Can Taking From College Funds Serve as a Lesson?
by: Laurie Johnson, June 15, 2009 5:06:00 am
ING Direct had a survey done asking people with children about their finances, savings plans and willingness to teach their kids about money matters.
ING Direct Sharebuilder President Dan Greenshields says he was personally surprised by the results of the survey.
"One out of five responded that they had taken money from their kids savings to cover bills or pay off debt. And I'll be honest with you, one out of three said they were stopping putting away money during these times and that doesn't surprise me, I mean that's actually probably a prudent step as long as you know that as soon as you get back on your feet or you get your job back you're going to restart. But to actually raid those savings — those are kind of — that's money that's kind of last resort money, it's kind of break glass in case of emergency — I mean it has to be a real emergency, not just the fact that you can't pay your cable TV bill."
The survey was conducted online back in April. More than 2,000 people responded with 18 percent admitting they've dipped into the savings they had set aside for their children.

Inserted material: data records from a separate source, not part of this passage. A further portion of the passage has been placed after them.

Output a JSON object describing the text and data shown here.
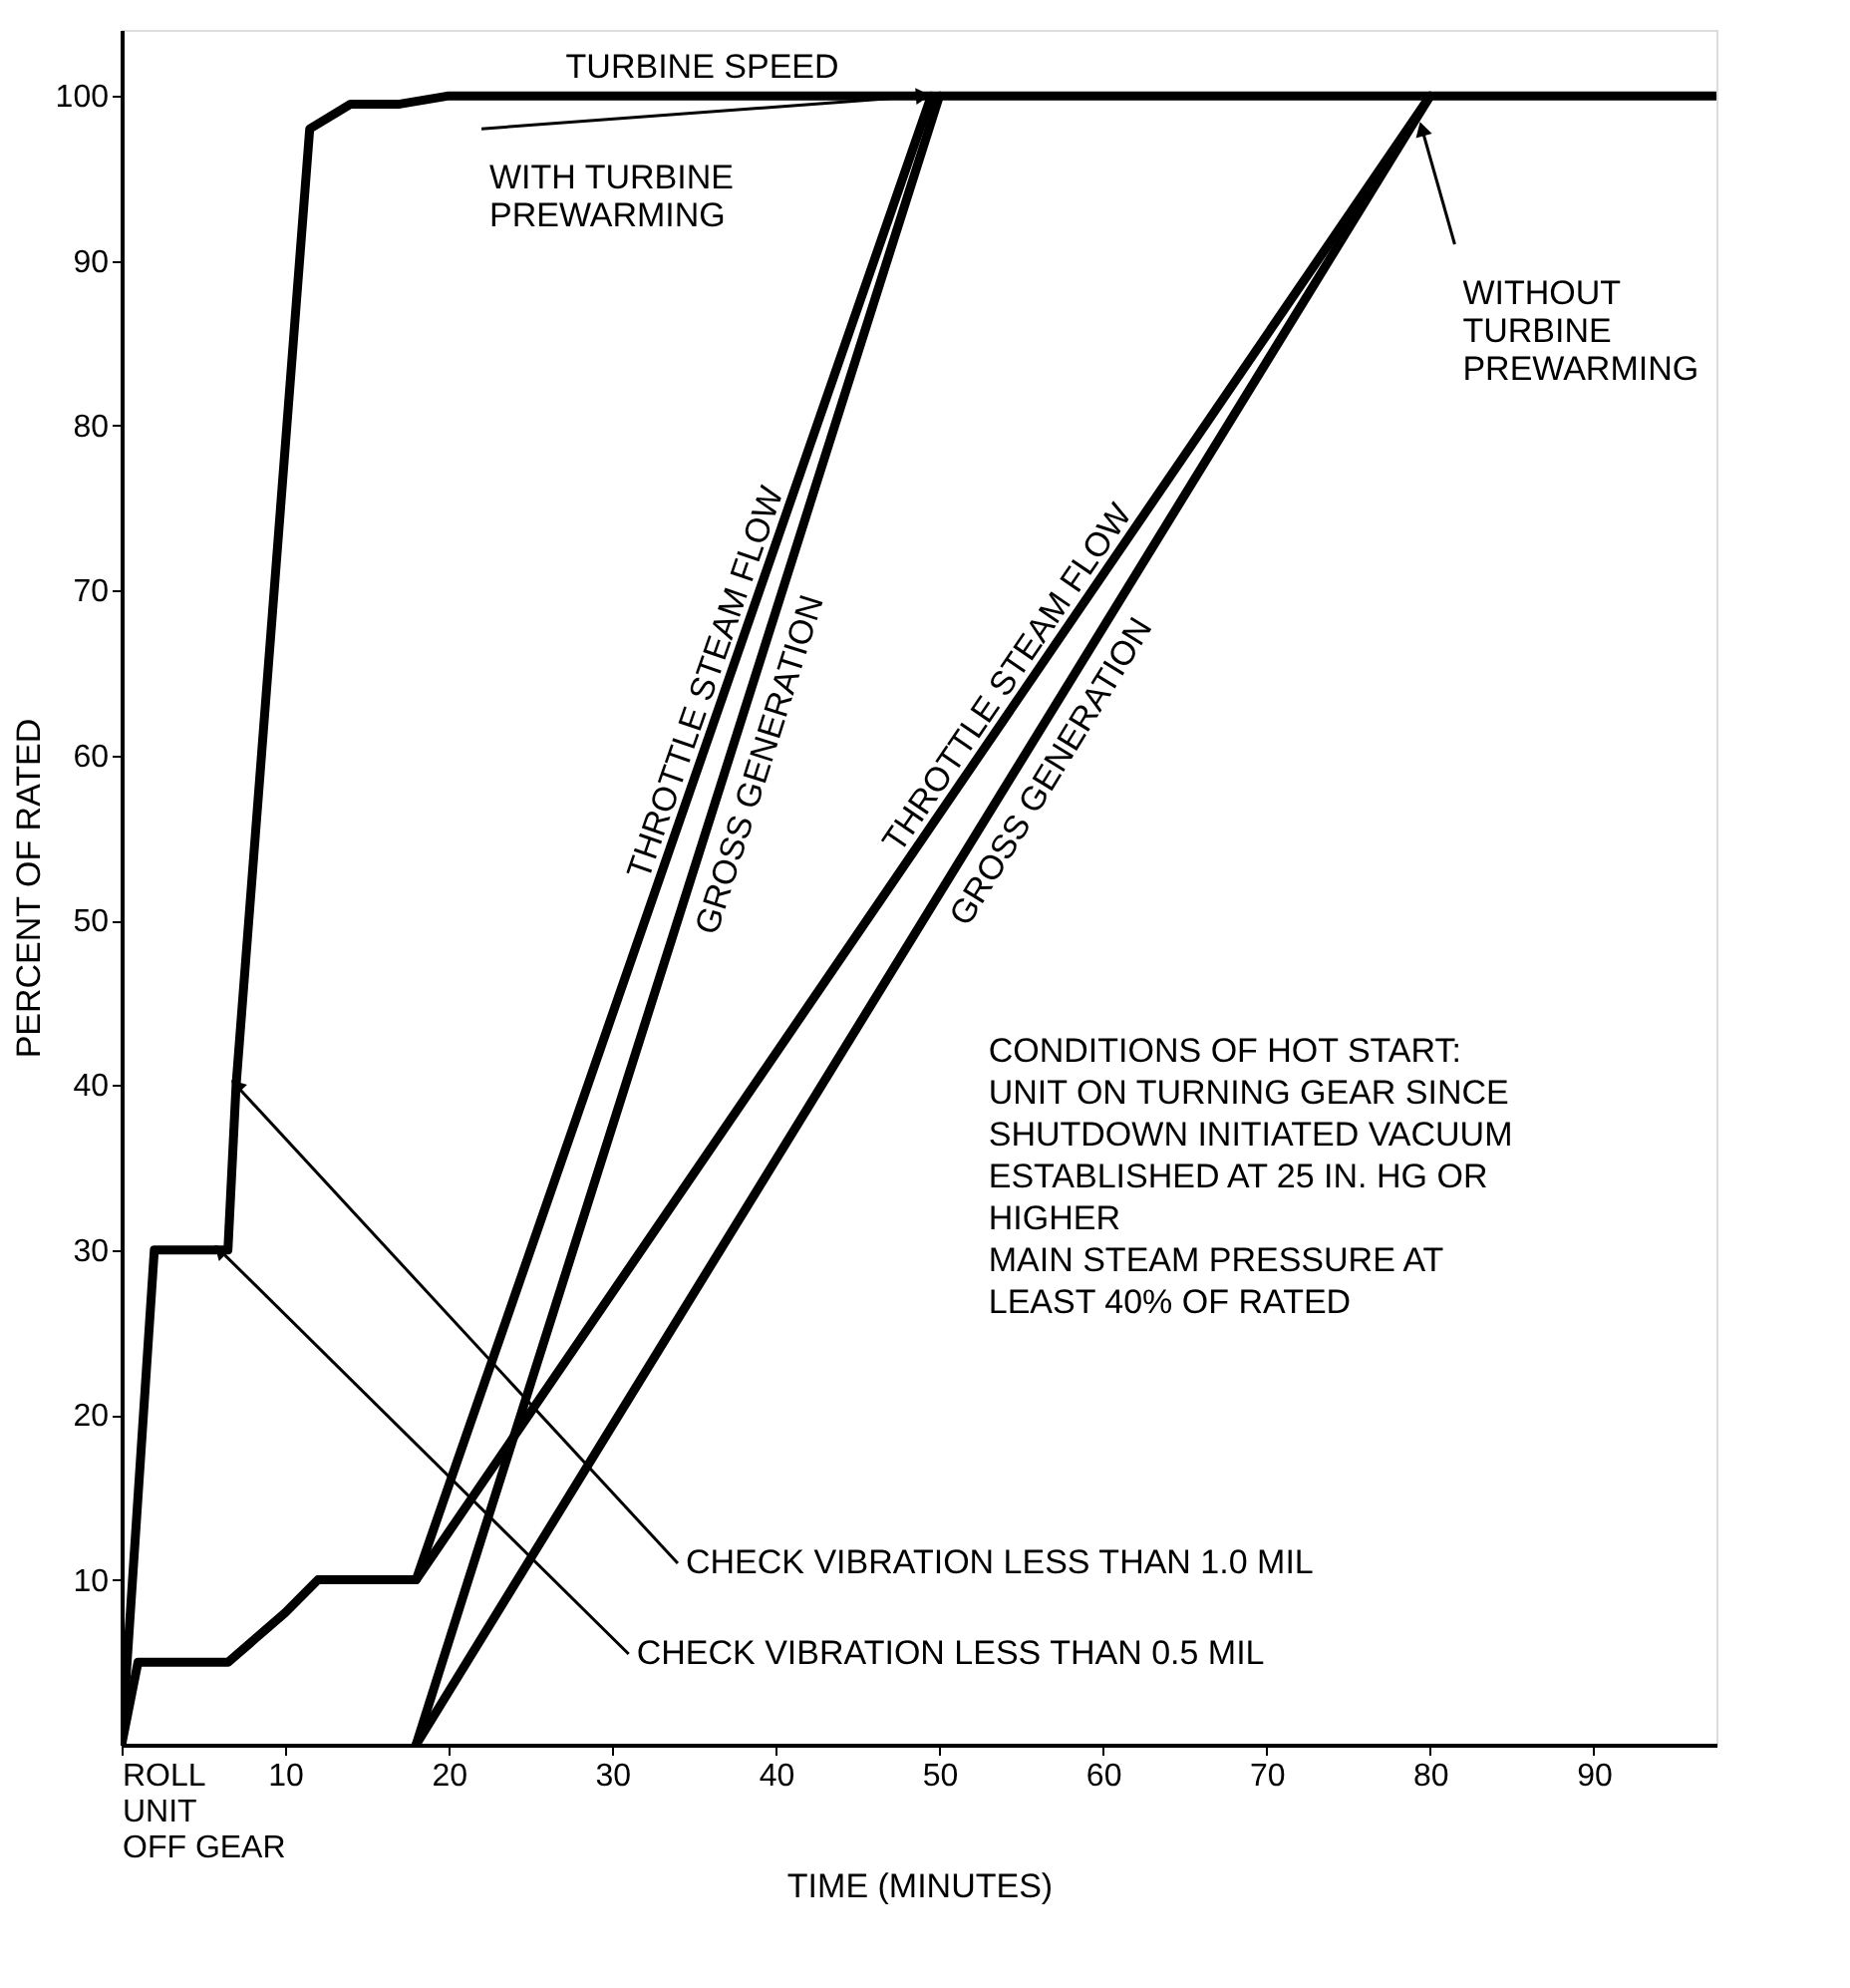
{
  "chart_data": {
    "type": "line",
    "xlabel": "TIME (MINUTES)",
    "ylabel": "PERCENT OF RATED",
    "xlim": [
      0,
      97.5
    ],
    "ylim": [
      0,
      104
    ],
    "xticks": [
      {
        "value": 0,
        "label": "ROLL\nUNIT\nOFF GEAR"
      },
      10,
      20,
      30,
      40,
      50,
      60,
      70,
      80,
      90
    ],
    "yticks": [
      10,
      20,
      30,
      40,
      50,
      60,
      70,
      80,
      90,
      100
    ],
    "grid": false,
    "marker": "none",
    "line_style": "solid",
    "series": [
      {
        "name": "TURBINE SPEED",
        "color": "#000000",
        "x": [
          0,
          2,
          6.5,
          7,
          11.5,
          14,
          17,
          20,
          97.5
        ],
        "values": [
          0,
          30,
          30,
          40,
          98,
          99.5,
          99.5,
          100,
          100
        ]
      },
      {
        "name": "THROTTLE STEAM FLOW",
        "color": "#000000",
        "x": [
          0,
          1,
          6.5,
          10,
          12,
          17,
          18,
          49.5
        ],
        "values": [
          0,
          5,
          5,
          8,
          10,
          10,
          10,
          100
        ]
      },
      {
        "name": "GROSS GENERATION",
        "color": "#000000",
        "x": [
          18,
          50
        ],
        "values": [
          0,
          100
        ]
      },
      {
        "name": "THROTTLE STEAM FLOW",
        "color": "#000000",
        "x": [
          18,
          80
        ],
        "values": [
          10,
          100
        ]
      },
      {
        "name": "GROSS GENERATION",
        "color": "#000000",
        "x": [
          18,
          80
        ],
        "values": [
          0,
          100
        ]
      }
    ],
    "annotations": [
      {
        "text": "WITH TURBINE\nPREWARMING",
        "x": 49,
        "y": 100
      },
      {
        "text": "WITHOUT\nTURBINE\nPREWARMING",
        "x": 79.5,
        "y": 98
      },
      {
        "text": "CHECK VIBRATION LESS THAN 1.0 MIL",
        "x": 7,
        "y": 40
      },
      {
        "text": "CHECK VIBRATION LESS THAN 0.5 MIL",
        "x": 6,
        "y": 30
      },
      "CONDITIONS OF HOT START:\n\nUNIT ON TURNING GEAR SINCE\nSHUTDOWN INITIATED VACUUM\nESTABLISHED AT 25 IN. HG OR\nHIGHER\nMAIN STEAM PRESSURE AT\nLEAST 40% OF RATED"
    ]
  }
}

It's a decision that Greenshields says illustrates the serious financial problems many have found themselves in.
"I guess that points to the magnitude that people are suffering. You know it's one of those difficult things to talk about, people don't like to talk about that they're having a tough time so you can kind of quietly raid those accounts and continue to live your lifestyle. But I think people have to make tough choices in this environment and that means that you may have to give up some things that you're accustomed to and recalibrate."
And in another surprising response, Greenshields says parents admitted to being more prepared to talk to their kids about drugs or sex than about finances.
"In the United States we are really doing a pretty good job about education about drugs and awareness about disease and teenage issues, if you will, coming into age. However, on financial preparedness, a lot of our kids exit high school and they get literally thrown out into society and they're totally unprepared. And we should start really in the K-6, really in about the 6th grade — 10-12 years old is the perfect time to start educating our kids."
Greenshields says parents should view dipping into college savings accounts as a last-ditch effort in the most extreme circumstances.
And he says tough economic times are some of the best opportunities to teach your kids about financial wisdom.
Laurie Johnson. KUHF-Houston Public Radio News.